Let's not all pretend that before the internet no one ever multi-tasked, or had a short attention span. The 'net is just a convenient place to fix the blame.
There are a number of widely used internet tools that can actually help you focus more (Remember the Milk for one). I use Google Docs to help me set my weekly priorities (ala "First Things First"). I use Google Calendar to set a weekly schedule that focuses on my priorities and keeps me on track.
Those who are mentally weak will allow the internet to throw them off. Those who are strong, use it for benefit and enhancement. Look to the weak of mind and spirit and you will see the cause..."
For those who will get sidetracked, if it weren't the internet it'd be books, or tv, or magazines. It's whatever. The tool is never the enemy, it is the user of the tool, the craftsman is always to blame.
Nicholas Carr feels our Google-induced pain in an essay for the July issue of The Atlantic: The once-unified attention span has been fragmented, leading us to skim across the surface of information whose depths we'll never penetrate; or else to penetrate straight to some particular depth without passing through all the others—a journey without context or commitment. In the article, Carr asks "Is Google Making Us Stupid?" He doesn't quite answer the question, but it's a good one.

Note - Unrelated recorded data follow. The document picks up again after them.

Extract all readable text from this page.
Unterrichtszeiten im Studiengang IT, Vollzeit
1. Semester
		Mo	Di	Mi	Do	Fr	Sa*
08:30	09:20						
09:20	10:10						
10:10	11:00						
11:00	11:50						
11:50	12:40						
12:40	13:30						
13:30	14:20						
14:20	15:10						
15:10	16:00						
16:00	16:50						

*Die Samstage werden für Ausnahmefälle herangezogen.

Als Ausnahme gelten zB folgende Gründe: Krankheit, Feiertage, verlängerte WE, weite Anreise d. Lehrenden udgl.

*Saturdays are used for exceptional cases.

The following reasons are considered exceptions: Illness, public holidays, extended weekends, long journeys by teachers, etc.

Google isn't really entitled to be the solitary villain in the piece, but because it functions as the Internet's index page it is surely the hub of our Great Distraction. Carr therefore strikes a chord (I was unable to read the piece in one sitting). Of his friends and acquaintances he writes in his essay, "The more they use the Web, the more they have to fight to stay focused on long pieces of writing." Of himself, he writes, "Once I was a scuba diver in the sea of words. Now I zip along the surface like a guy on a Jet Ski."